Adopting and sustaining a Virtual Fracture Clinic model in the District Hospital setting - a quality improvement approach

Affiliations

Adopting and sustaining a Virtual Fracture Clinic model in the District Hospital setting - a quality improvement approach

Kartik Logishetty. BMJ Qual Improv Rep. .

Erratum in

  • Correction.
    [No authors listed] [No authors listed] BMJ Qual Improv Rep. 2017 Mar 1;6(1):u220211.w7861corr1. doi: 10.1136/bmjquality.u220211.w7861corr1. eCollection 2017. BMJ Qual Improv Rep. 2017. PMID: 28316786 Free PMC article.

Abstract

Virtual Fracture Clinics (VFCs) are an alternative to the conventional fracture clinics, to manage certain musculoskeletal injuries. This has recently been reported as a safe, cost-effective and efficient care model. As demonstrated at vanguard sites in the United Kingdom, VFCs can enhance patient care by standardising treatment and reducing outpatient appointments.

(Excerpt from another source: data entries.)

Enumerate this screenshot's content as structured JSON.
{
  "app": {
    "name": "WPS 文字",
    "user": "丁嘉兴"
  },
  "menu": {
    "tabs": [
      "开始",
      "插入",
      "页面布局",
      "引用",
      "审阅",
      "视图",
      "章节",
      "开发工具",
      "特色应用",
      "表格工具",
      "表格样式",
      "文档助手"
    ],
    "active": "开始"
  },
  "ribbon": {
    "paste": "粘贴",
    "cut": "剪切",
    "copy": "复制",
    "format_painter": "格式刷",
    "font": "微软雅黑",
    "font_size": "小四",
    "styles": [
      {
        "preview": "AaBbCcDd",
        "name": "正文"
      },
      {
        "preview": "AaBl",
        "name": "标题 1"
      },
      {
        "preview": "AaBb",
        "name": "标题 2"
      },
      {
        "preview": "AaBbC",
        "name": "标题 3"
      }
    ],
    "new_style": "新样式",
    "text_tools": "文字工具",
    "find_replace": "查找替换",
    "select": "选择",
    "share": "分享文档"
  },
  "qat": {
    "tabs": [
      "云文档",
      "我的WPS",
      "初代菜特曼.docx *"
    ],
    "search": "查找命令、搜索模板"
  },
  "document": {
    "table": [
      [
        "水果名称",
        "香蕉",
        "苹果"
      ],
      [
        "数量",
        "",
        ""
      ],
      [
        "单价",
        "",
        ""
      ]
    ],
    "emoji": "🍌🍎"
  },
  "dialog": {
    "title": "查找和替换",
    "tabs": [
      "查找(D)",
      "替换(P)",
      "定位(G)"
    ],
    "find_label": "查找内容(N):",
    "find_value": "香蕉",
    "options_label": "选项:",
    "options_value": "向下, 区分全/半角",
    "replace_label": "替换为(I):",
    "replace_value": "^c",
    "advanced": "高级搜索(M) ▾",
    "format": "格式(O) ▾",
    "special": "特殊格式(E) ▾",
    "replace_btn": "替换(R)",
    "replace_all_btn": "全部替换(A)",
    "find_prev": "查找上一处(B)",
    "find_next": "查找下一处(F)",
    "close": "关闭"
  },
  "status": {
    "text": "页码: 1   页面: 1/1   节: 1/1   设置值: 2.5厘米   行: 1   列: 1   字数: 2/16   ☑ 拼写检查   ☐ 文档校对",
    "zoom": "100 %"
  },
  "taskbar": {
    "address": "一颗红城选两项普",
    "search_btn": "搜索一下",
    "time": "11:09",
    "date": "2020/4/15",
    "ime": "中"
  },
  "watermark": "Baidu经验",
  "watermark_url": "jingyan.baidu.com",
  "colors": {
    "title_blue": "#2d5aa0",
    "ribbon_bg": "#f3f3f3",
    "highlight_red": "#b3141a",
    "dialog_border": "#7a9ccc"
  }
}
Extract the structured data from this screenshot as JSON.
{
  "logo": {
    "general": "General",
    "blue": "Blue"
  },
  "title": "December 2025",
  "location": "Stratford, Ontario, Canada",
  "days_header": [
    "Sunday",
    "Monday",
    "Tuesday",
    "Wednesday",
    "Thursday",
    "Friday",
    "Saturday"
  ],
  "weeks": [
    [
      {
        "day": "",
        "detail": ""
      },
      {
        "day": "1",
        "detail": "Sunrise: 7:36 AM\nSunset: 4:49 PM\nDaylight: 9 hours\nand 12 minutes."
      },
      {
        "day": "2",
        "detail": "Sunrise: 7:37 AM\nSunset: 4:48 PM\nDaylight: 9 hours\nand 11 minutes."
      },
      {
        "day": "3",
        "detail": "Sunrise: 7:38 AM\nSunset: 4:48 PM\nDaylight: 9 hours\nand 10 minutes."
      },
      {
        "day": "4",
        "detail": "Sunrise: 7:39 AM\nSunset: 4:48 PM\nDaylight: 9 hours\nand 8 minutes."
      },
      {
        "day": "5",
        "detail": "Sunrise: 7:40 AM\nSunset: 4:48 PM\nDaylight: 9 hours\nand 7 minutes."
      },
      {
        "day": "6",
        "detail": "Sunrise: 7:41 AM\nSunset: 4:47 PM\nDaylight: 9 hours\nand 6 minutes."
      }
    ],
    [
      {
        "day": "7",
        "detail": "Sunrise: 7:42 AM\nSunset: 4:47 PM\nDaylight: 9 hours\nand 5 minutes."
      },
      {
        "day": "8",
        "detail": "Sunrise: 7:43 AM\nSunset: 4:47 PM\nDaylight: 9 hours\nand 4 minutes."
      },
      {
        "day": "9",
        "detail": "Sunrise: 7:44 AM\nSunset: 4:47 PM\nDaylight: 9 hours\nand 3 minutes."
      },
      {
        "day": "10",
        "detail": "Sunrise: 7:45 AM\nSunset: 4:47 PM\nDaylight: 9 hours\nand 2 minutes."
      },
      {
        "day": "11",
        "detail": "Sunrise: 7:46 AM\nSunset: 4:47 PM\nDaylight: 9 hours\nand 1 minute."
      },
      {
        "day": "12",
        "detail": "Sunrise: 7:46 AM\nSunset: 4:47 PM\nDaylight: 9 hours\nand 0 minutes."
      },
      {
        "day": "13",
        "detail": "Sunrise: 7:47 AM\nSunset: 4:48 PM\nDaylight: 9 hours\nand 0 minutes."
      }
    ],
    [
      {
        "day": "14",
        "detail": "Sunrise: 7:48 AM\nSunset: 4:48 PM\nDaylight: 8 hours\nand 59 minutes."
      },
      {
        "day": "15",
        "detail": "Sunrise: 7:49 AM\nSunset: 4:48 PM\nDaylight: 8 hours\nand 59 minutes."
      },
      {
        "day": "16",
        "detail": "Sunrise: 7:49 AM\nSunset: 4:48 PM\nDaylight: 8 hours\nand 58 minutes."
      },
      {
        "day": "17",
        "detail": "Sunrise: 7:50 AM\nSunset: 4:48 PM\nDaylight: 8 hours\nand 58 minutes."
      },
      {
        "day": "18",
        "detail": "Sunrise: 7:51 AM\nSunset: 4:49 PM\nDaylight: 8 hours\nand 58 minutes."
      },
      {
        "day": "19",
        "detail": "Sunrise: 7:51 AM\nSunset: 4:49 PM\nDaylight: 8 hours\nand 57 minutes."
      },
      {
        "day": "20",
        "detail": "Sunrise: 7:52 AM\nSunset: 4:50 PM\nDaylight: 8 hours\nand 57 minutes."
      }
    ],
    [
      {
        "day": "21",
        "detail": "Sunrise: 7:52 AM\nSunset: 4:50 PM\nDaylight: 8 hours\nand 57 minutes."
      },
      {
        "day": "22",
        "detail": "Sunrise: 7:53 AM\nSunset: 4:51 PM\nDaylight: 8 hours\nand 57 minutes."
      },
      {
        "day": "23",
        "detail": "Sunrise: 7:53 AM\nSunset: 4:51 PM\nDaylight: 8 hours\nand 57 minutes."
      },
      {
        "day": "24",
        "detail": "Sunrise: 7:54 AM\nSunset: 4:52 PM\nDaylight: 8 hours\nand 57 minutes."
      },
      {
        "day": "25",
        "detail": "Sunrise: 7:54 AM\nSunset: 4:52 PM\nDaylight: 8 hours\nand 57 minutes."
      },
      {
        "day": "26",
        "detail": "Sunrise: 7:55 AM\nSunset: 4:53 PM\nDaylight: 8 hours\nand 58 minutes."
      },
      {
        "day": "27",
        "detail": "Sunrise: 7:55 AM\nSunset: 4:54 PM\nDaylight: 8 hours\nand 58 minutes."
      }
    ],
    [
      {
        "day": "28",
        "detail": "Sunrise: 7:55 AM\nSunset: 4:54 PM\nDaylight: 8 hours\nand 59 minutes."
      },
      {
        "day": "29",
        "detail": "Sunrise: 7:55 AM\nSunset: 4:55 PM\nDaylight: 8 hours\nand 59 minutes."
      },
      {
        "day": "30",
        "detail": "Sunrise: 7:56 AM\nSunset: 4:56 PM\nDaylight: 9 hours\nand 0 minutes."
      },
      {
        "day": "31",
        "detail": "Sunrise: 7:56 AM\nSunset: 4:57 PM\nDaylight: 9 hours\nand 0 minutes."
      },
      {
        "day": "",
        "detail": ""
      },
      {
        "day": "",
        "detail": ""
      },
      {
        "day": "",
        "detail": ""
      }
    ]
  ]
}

This project demonstrates how a Quality Improvement approach was applied to introduce VFCs in the District General Hospital setting. We demonstrate how undertaking Process Mapping, Driver Diagrams, and Stakeholder Analysis can assist implementation. We discuss Whole Systems Measures applicable to VFCs, to consider how robust and specific data collection can progress this care model. Three Plan-Do-Study-Act cycles led to a change in practice over a 21-month period. Our target for uptake of new patients seen in VFCs within 6 months of starting was set at 50%. It increased from 0% to 56.1% soon after introduction, and plateaued at an average of 56.4% in the six-months before the end of the study period. Careful planning, frequent monitoring, and gathering feedback from a multidisciplinary team of varying seniority, were the important factors in transitioning to, and sustaining, a successful VFC model.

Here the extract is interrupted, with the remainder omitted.